夢の欠片
そう思いながら睨み付けると、伊丹はいやらしい笑みを浮かべて、私の体を上から下まで舐めるように見つめてくる。


じりじりと後ずさりながら警戒していると、伊丹は何事もなかったかのようにフフンと鼻を鳴らして、「お帰り」と言いながら居間へと戻っていった。

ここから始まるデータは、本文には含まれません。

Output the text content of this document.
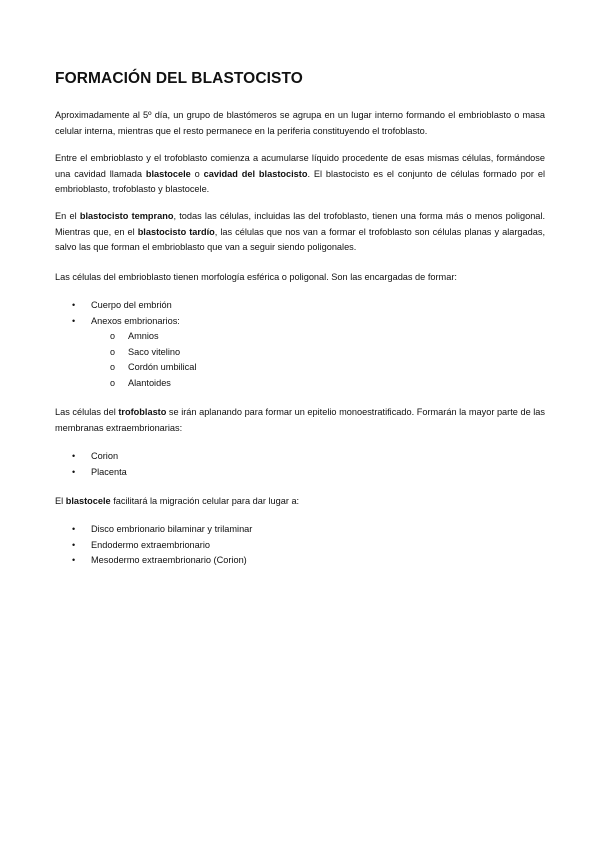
FORMACIÓN DEL BLASTOCISTO

Aproximadamente al 5º día, un grupo de blastómeros se agrupa en un lugar interno formando el embrioblasto o masa celular interna, mientras que el resto permanece en la periferia constituyendo el trofoblasto.

Entre el embrioblasto y el trofoblasto comienza a acumularse líquido procedente de esas mismas células, formándose una cavidad llamada blastocele o cavidad del blastocisto. El blastocisto es el conjunto de células formado por el embrioblasto, trofoblasto y blastocele.

En el blastocisto temprano, todas las células, incluidas las del trofoblasto, tienen una forma más o menos poligonal. Mientras que, en el blastocisto tardío, las células que nos van a formar el trofoblasto son células planas y alargadas, salvo las que forman el embrioblasto que van a seguir siendo poligonales.

Las células del embrioblasto tienen morfología esférica o poligonal. Son las encargadas de formar:

• Cuerpo del embrión
• Anexos embrionarios:
o Amnios
o Saco vitelino
o Cordón umbilical
o Alantoides

Las células del trofoblasto se irán aplanando para formar un epitelio monoestratificado. Formarán la mayor parte de las membranas extraembrionarias:

• Corion
• Placenta

El blastocele facilitará la migración celular para dar lugar a:

• Disco embrionario bilaminar y trilaminar
• Endodermo extraembrionario
• Mesodermo extraembrionario (Corion)
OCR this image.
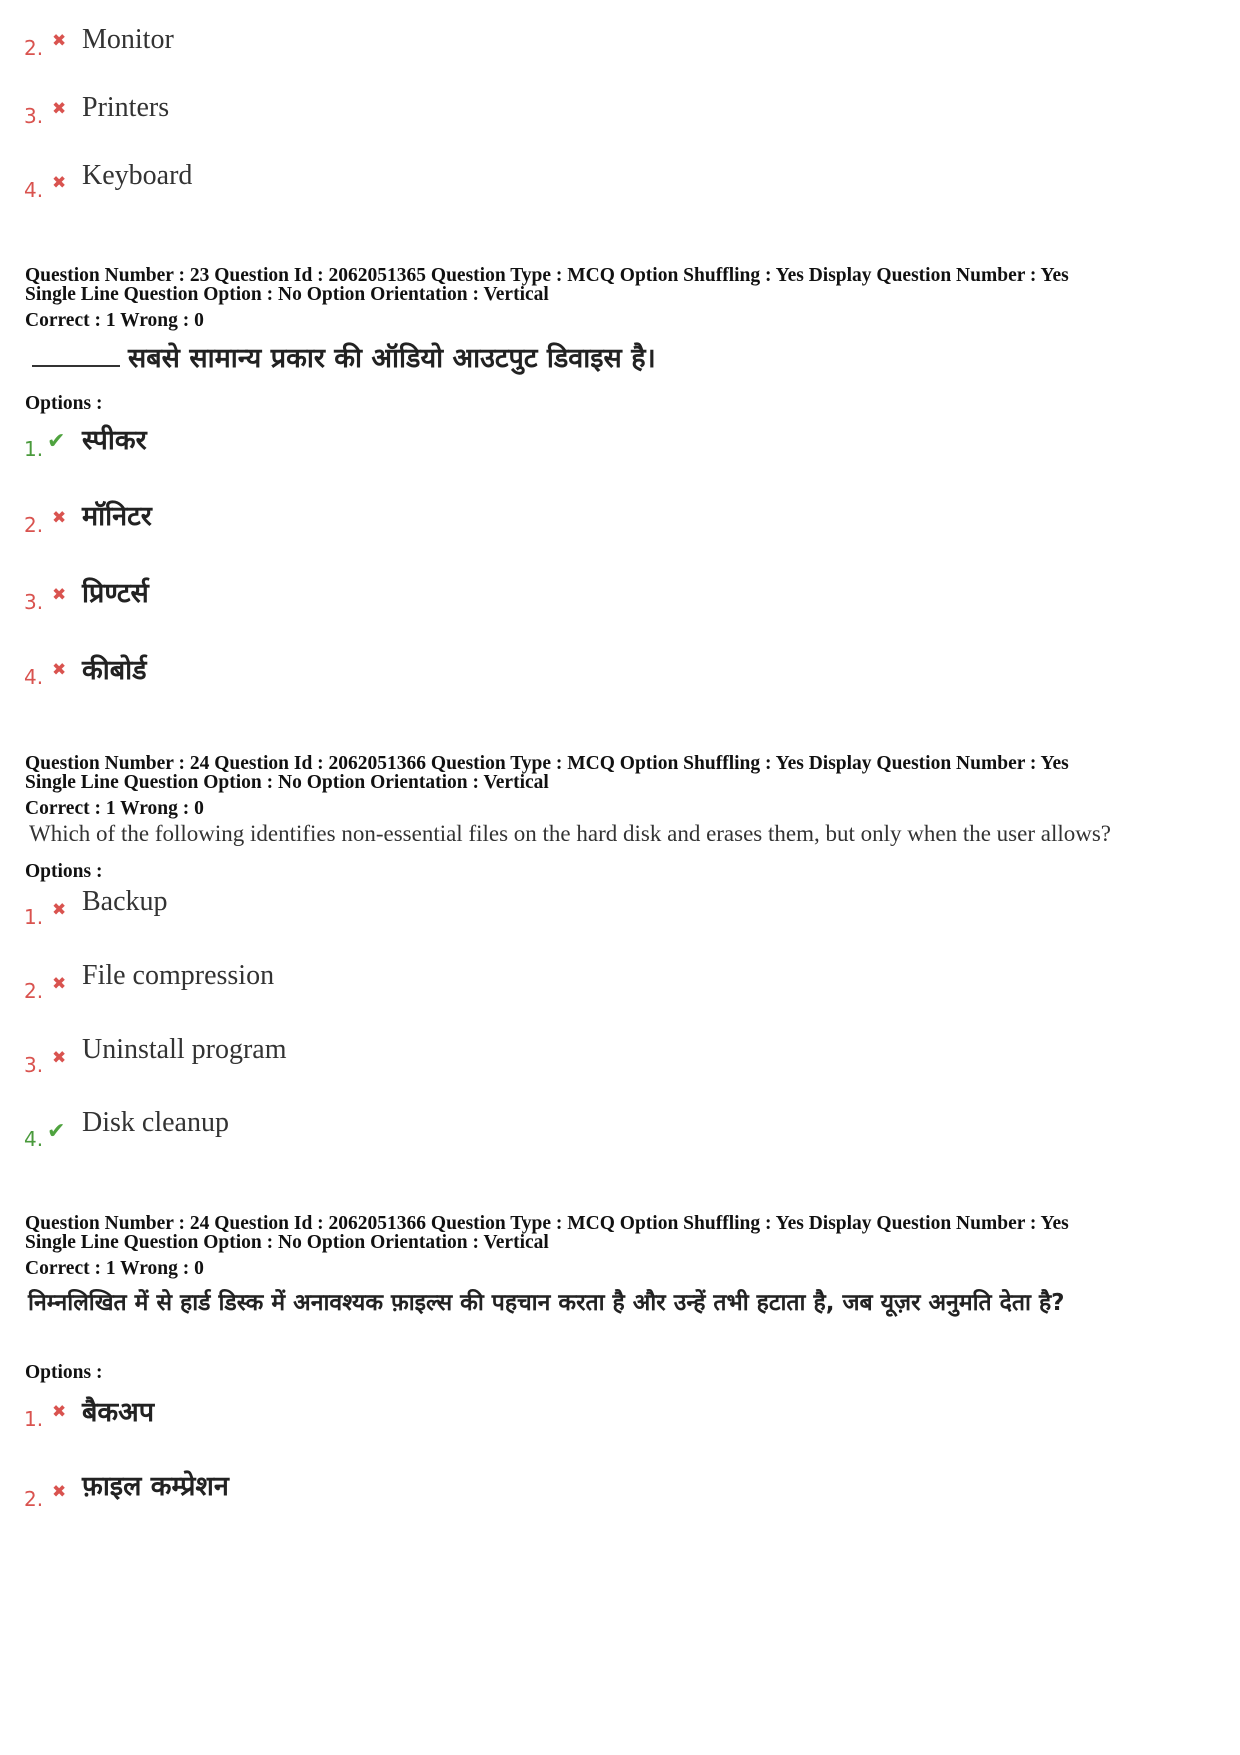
2. ✖ Monitor
3. ✖ Printers
4. ✖ Keyboard
Question Number : 23 Question Id : 2062051365 Question Type : MCQ Option Shuffling : Yes Display Question Number : Yes
Single Line Question Option : No Option Orientation : Vertical
Correct : 1 Wrong : 0
सबसे सामान्य प्रकार की ऑडियो आउटपुट डिवाइस है।
Options :
1. ✔ स्पीकर
2. ✖ मॉनिटर
3. ✖ प्रिण्टर्स
4. ✖ कीबोर्ड
Question Number : 24 Question Id : 2062051366 Question Type : MCQ Option Shuffling : Yes Display Question Number : Yes
Single Line Question Option : No Option Orientation : Vertical
Correct : 1 Wrong : 0
Which of the following identifies non-essential files on the hard disk and erases them, but only when the user allows?
Options :
1. ✖ Backup
2. ✖ File compression
3. ✖ Uninstall program
4. ✔ Disk cleanup
Question Number : 24 Question Id : 2062051366 Question Type : MCQ Option Shuffling : Yes Display Question Number : Yes
Single Line Question Option : No Option Orientation : Vertical
Correct : 1 Wrong : 0
निम्नलिखित में से हार्ड डिस्क में अनावश्यक फ़ाइल्स की पहचान करता है और उन्हें तभी हटाता है, जब यूज़र अनुमति देता है?
Options :
1. ✖ बैकअप
2. ✖ फ़ाइल कम्प्रेशन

去り際に伊丹が何か呟くのが聞こえてブルッと寒気が襲う。


その言葉が耳から離れなくて気持ちが悪くなった。


バスタオルを体に巻き付け、急いで自分の部屋に戻る。


『最近の中学生は発育がいいなぁ……』


確かに、そう聞こえた。


足が、ガクガク震えて、自分の部屋に入った途端、ペタリとその場にしゃがみこんだ。


いつから……どこまで見ていたんだろう?


考えただけで鳥肌が立った。


今この瞬間に、私と伊丹の二人だけしか家にいないことに恐怖を感じる。


お母さん!早く帰ってきて!!


祈るように、いつもなら顔も見たくないはずの母を思う。


やっぱりあいつ、変だよ……


まだ濡れている体にはお構いなしにベッドに潜り込むと、そのまま布団を被って赤ちゃんのように体を丸めた。